At the end of this process, teachers had written their curriculum goals and created lesson plans; we’ll share a sample in a subsequent post.

Logistics Assistance: This support thus far has been provided mostly by Teacher Mentor Akira Kamiya and undergraduate assistant Kim Douglas. To date, desktop computers with appropriate drivers and set up the tablets to be ready for student use. This included installing a Demo App made by one of the teachers during our PD. We also set up Google Drive to allow direct access to teacher shared files. This entailed thinking through out Google’s complex cross device sharing which was cause for some concern regarding privacy. We feel now that this has been sufficiently worked out.

This work is ongoing and includes technical assistance  Updates will be forthcoming!

The MSP project’s research will investigate student learning outcomes, teacher outcomes, and questions of broadening participation in STEM. The specific research questions we will address are as follows:

1. How do the project’s school-day and summer-intensive project work and career awareness activities impact students’ attitudes toward computing and ability to engage in computing practices?
2. How do the project’s collaborative professional development model leads to teacher content learning and curricular adoptions?
3. How do the the school-day intervention leads to students’ choice of continued involvement in computing—i.e., the summer camps and future opportunities beyond middle school?

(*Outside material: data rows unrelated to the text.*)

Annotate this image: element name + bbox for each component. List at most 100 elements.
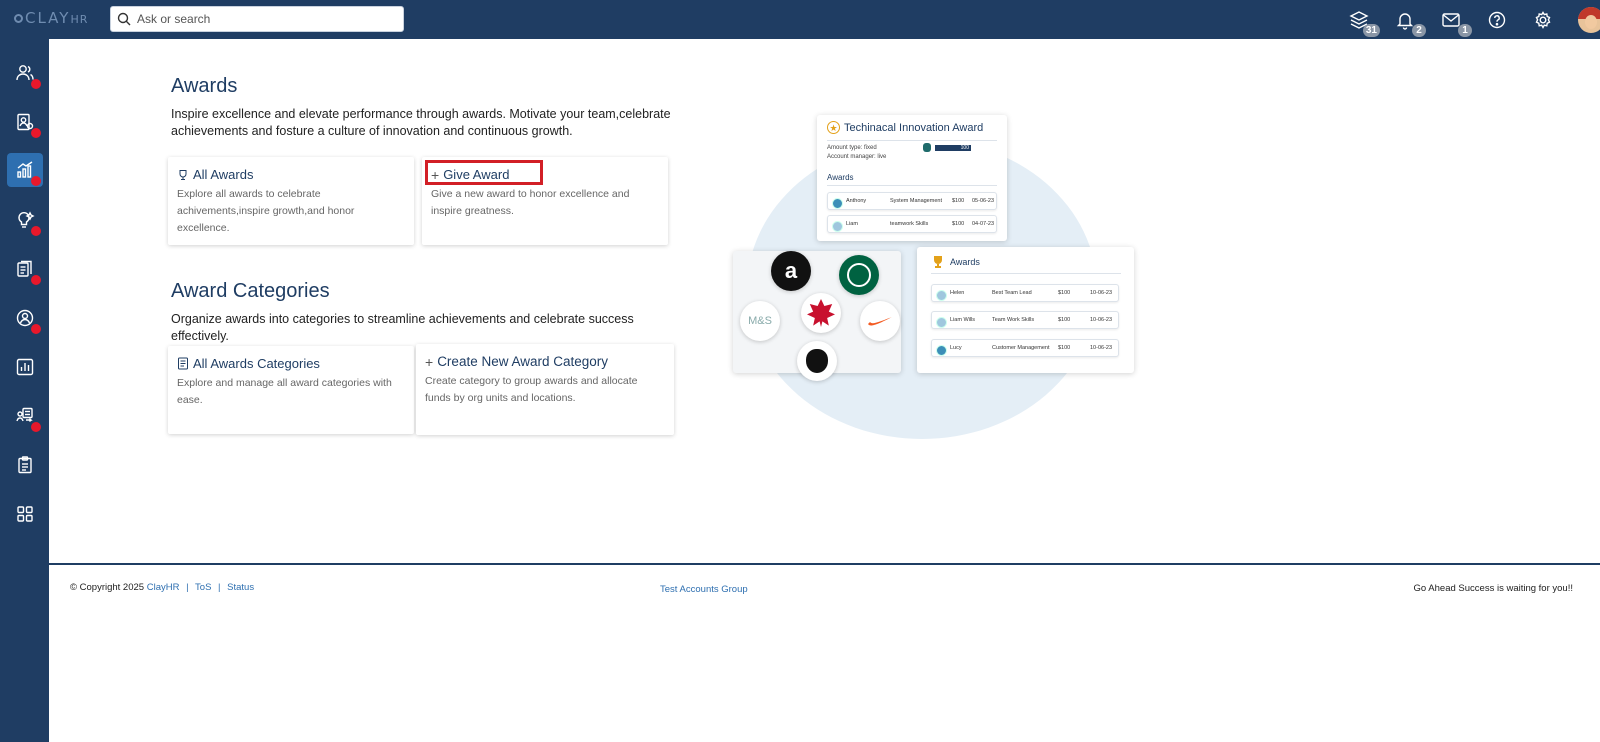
row-name: Anthony bbox=[846, 198, 867, 204]
awards-list-panel: Awards Helen Best Team Lead $100 10-06-2… bbox=[917, 247, 1134, 373]
give-award-desc: Give a new award to honor excellence and… bbox=[431, 188, 630, 217]
amazon-logo: a bbox=[771, 251, 811, 291]
bell-icon[interactable]: 2 bbox=[1394, 9, 1426, 37]
status-link[interactable]: Status bbox=[227, 582, 254, 593]
sidebar-item-documents[interactable] bbox=[7, 252, 43, 286]
amazon-logo-text: a bbox=[784, 258, 798, 283]
search-box[interactable] bbox=[110, 6, 404, 32]
plus-icon: + bbox=[425, 353, 434, 370]
sidebar-item-people[interactable] bbox=[7, 56, 43, 90]
row-amount: $100 bbox=[1058, 317, 1071, 323]
ms-logo: M&S bbox=[740, 301, 780, 341]
row-amount: $100 bbox=[952, 198, 965, 204]
row-category: Best Team Lead bbox=[992, 290, 1032, 296]
footer-divider bbox=[49, 563, 1600, 565]
awards-description: Inspire excellence and elevate performan… bbox=[171, 107, 671, 138]
clayhr-link[interactable]: ClayHR bbox=[147, 582, 180, 593]
innovation-award-title: Techinacal Innovation Award bbox=[844, 121, 984, 134]
create-category-card[interactable]: + Create New Award Category Create categ… bbox=[416, 344, 674, 435]
row-amount: $100 bbox=[1058, 345, 1071, 351]
person-avatar-icon bbox=[832, 221, 843, 232]
row-amount: $100 bbox=[952, 221, 965, 227]
sidebar-item-performance[interactable] bbox=[7, 153, 43, 187]
sidebar-item-workflow[interactable] bbox=[7, 399, 43, 433]
create-category-title: Create New Award Category bbox=[437, 354, 609, 369]
innovation-row: Liam teamwork Skills $100 04-07-23 bbox=[827, 215, 997, 233]
person-avatar-icon bbox=[936, 290, 947, 301]
amount-type-label: Amount type: fixed bbox=[827, 145, 877, 151]
categories-title: Award Categories bbox=[171, 280, 330, 302]
gear-icon[interactable] bbox=[1532, 9, 1554, 31]
starbucks-logo bbox=[839, 255, 879, 295]
bell-badge: 2 bbox=[1412, 23, 1426, 37]
row-category: System Management bbox=[890, 198, 942, 204]
clayhr-logo[interactable]: CLAYHR bbox=[14, 9, 88, 27]
sidebar-item-tasks[interactable] bbox=[7, 448, 43, 482]
top-bar: CLAYHR 31 2 1 bbox=[0, 0, 1600, 39]
person-avatar-icon bbox=[936, 345, 947, 356]
footer-separator: | bbox=[218, 582, 221, 593]
notification-dot bbox=[31, 275, 41, 285]
search-input[interactable] bbox=[137, 12, 387, 26]
footer-left: © Copyright 2025 ClayHR | ToS | Status bbox=[70, 582, 254, 593]
row-date: 10-06-23 bbox=[1090, 345, 1113, 351]
search-icon bbox=[117, 12, 131, 26]
footer-separator: | bbox=[186, 582, 189, 593]
sidebar-item-apps[interactable] bbox=[7, 497, 43, 531]
ms-logo-text: M&S bbox=[748, 315, 772, 327]
avatar[interactable] bbox=[1578, 6, 1600, 33]
footer-tagline: Go Ahead Success is waiting for you!! bbox=[1413, 583, 1573, 594]
category-book-icon bbox=[178, 357, 188, 370]
row-date: 10-06-23 bbox=[1090, 290, 1113, 296]
award-row: Lucy Customer Management $100 10-06-23 bbox=[931, 339, 1119, 357]
mail-icon[interactable]: 1 bbox=[1440, 9, 1472, 37]
sidebar-item-user-badge[interactable] bbox=[7, 105, 43, 139]
all-award-categories-card[interactable]: All Awards Categories Explore and manage… bbox=[168, 346, 414, 434]
amount-bar: 100 bbox=[935, 145, 971, 151]
all-awards-desc: Explore all awards to celebrate achiveme… bbox=[177, 188, 355, 234]
logo-suffix: HR bbox=[70, 13, 89, 26]
sidebar-item-ideas[interactable] bbox=[7, 203, 43, 237]
row-name: Lucy bbox=[950, 345, 962, 351]
all-award-categories-desc: Explore and manage all award categories … bbox=[177, 377, 392, 406]
nike-logo bbox=[860, 301, 900, 341]
footer-center: Test Accounts Group bbox=[660, 584, 748, 595]
layers-badge: 31 bbox=[1362, 23, 1380, 37]
all-awards-card[interactable]: All Awards Explore all awards to celebra… bbox=[168, 157, 414, 245]
give-award-highlight bbox=[425, 160, 543, 185]
brand-logos-panel: a M&S bbox=[733, 251, 901, 381]
logo-mark-icon bbox=[14, 14, 23, 23]
innovation-award-panel: ★ Techinacal Innovation Award Amount typ… bbox=[817, 115, 1007, 241]
layers-icon[interactable]: 31 bbox=[1348, 9, 1380, 37]
row-category: Customer Management bbox=[992, 345, 1050, 351]
help-icon[interactable] bbox=[1486, 9, 1508, 31]
test-accounts-group-link[interactable]: Test Accounts Group bbox=[660, 584, 748, 595]
copyright-text: © Copyright 2025 bbox=[70, 582, 145, 593]
awards-section-label: Awards bbox=[827, 173, 854, 182]
row-category: Team Work Skills bbox=[992, 317, 1035, 323]
bar-chart-icon bbox=[16, 358, 34, 376]
star-medal-icon: ★ bbox=[827, 121, 840, 134]
notification-dot bbox=[31, 324, 41, 334]
innovation-row: Anthony System Management $100 05-06-23 bbox=[827, 192, 997, 210]
apps-grid-icon bbox=[17, 506, 33, 522]
apple-logo bbox=[797, 341, 837, 381]
notification-dot bbox=[31, 128, 41, 138]
tim-hortons-logo bbox=[801, 293, 841, 333]
row-amount: $100 bbox=[1058, 290, 1071, 296]
tos-link[interactable]: ToS bbox=[195, 582, 211, 593]
row-date: 05-06-23 bbox=[972, 198, 995, 204]
row-date: 04-07-23 bbox=[972, 221, 995, 227]
sidebar-item-reports[interactable] bbox=[7, 350, 43, 384]
sidebar bbox=[0, 39, 49, 742]
person-avatar-icon bbox=[936, 317, 947, 328]
clipboard-icon bbox=[18, 456, 32, 474]
row-date: 10-06-23 bbox=[1090, 317, 1113, 323]
sidebar-item-profile[interactable] bbox=[7, 301, 43, 335]
trophy-icon bbox=[934, 256, 942, 268]
notification-dot bbox=[31, 79, 41, 89]
categories-description: Organize awards into categories to strea… bbox=[171, 312, 634, 343]
create-category-desc: Create category to group awards and allo… bbox=[425, 375, 638, 404]
notification-dot bbox=[31, 422, 41, 432]
account-manager-label: Account manager: live bbox=[827, 154, 887, 160]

The research team will employ a mixed-methods approach.  In collaboration with the evaluation team,  we are planning to develop/use multiple tools for data collection: (1) embedded content assessments, (2) surveys of CS attitudes and activities, (3) CS Summer Camp Survey, (4) interviews and Focus Groups, (5) observations,  (6) analysis of students’ apps, (7) performance assessments (e.g., debugging activity), (8) secondary analysis of school administrative data, and (9) follow up surveys and interviews.,analysis of students’ apps.

Currently, the research team is focusing on addressing questions regarding students’ development of computational thinking, including designing  an embedded content assessment, analysis of students’ apps, developing performance assessments and using structured interviews to example students’ broader development of computational thinking practices.